DESCRIPTION (provided by applicant): The onset, progression, and treatment of disease cause changes in genetic information and protein expression and activity. Small molecules, particularly those associated with redox processes, also play a key role in the onset, progression, and treatment of diseases, particularly cancer and cardiovascular disease, but have been largely ignored. A significant number of new diagnostic approaches have been developed to detect genetic and protein markers of disease and disease treatment, however the same is not true of small molecules. Most small molecule diagnostic methods focus on one analyte, are based on either traditional chemical assays or enzyme assays, and do not provide multianalyte detection capacity. It is our hypothesis that detection of multiple small molecules (metabolomic screening or profiling), particularly those associated with redox processes, will provide a new diagnostic tool for tracking disease onset, progression, and treatment. It is our goal in this project to develop a multifunctional lab-on-a-chip device for metabolomic profiling of redox markers. The device will use couple electrochemical detection with microchip electrophoresis to achieve our desired results and will be unique from existing devices in the number and composition of working added to the system. We will integrate as many as 4 working electrodes. Three different detection modes will be investigated. First, we will use Au or C electrodes biased across a range of oxidation potentials for Volta metric characterization of analytes. Second, we will characterize a system containing electrodes made from different materials where each material has a different analyte selectivity. Finally, we will explore multi-potential pulsed electrochemical detection waveforms at multiple electrodes in an effort to increase the range of compounds we can detect. At the same time, we will also develop novel surface modification strategies that reduce analyte adsorption and increase separation efficiency. Once we have developed the instrument, we will use it to perform metabolomic profiling in canines undergoing chemotherapy as an initial step towards investigating the ability of point-of-care metabolomic profiling. We believe this technology will provide a new tool for rapid point-of-care diagnostic instrumentation that will assist in the development and implementation of personalized medicine.

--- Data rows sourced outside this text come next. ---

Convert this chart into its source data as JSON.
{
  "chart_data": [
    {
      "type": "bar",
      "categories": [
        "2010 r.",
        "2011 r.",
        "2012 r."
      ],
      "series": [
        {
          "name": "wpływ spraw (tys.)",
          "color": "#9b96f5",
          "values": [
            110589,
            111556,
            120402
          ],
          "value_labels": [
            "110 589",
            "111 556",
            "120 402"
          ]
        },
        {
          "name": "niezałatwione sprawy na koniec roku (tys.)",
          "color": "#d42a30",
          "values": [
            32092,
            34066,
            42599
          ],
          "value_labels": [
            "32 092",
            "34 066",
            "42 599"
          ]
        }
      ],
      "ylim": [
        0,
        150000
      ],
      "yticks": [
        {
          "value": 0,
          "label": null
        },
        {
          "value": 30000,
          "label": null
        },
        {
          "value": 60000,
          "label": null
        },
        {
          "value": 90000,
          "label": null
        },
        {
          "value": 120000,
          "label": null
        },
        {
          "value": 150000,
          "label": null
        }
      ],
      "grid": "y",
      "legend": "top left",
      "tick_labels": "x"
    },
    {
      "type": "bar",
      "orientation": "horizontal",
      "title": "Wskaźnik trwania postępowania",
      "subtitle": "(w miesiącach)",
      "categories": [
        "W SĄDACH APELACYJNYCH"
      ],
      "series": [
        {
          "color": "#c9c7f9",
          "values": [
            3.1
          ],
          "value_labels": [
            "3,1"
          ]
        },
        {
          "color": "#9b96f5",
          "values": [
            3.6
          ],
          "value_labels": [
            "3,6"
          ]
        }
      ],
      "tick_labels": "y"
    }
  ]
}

描述（由申请人提供）：疾病的发作、进展和治疗导致遗传信息和蛋白质表达和活性的变化。小分子，特别是与氧化还原过程相关的小分子，在疾病的发生、进展和治疗中也起着关键作用，特别是癌症和心血管疾病，但在很大程度上被忽视了。已经开发了大量新的诊断方法来检测疾病和疾病治疗的遗传和蛋白质标志物，然而，对于小分子来说，情况并非如此。大多数小分子诊断方法集中于一种分析物，基于传统的化学测定或酶测定，并且不提供多分析物检测能力。我们的假设是，检测多种小分子（代谢组学筛查或分析），特别是与氧化还原过程相关的小分子，将为跟踪疾病发作、进展和治疗提供新的诊断工具。我们的目标是在这个项目中开发一个多功能的实验室芯片设备的氧化还原标记物的代谢组学分析。该设备将使用耦合电化学检测与微芯片电泳，以实现我们所期望的结果，并将是唯一的从现有设备的数量和组成的工作添加到系统。我们将集成多达4个工作电极。将研究三种不同的检测模式。首先，我们将使用Au或C电极偏置在一个范围内的氧化电位的伏安特性的分析物。第二，我们将表征包含由不同材料制成的电极的系统，其中每种材料具有不同的分析物选择性。最后，我们将探索在多个电极上的多电位脉冲电化学检测波形，以增加我们可以检测的化合物的范围。同时，我们还将开发新的表面改性策略，以减少分析物吸附并提高分离效率。一旦我们开发出该仪器，我们将使用它在接受化疗的犬中进行代谢组学分析，作为研究即时代谢组学分析能力的第一步。我们相信这项技术将为快速护理点诊断仪器提供一种新的工具，有助于个性化医疗的开发和实施。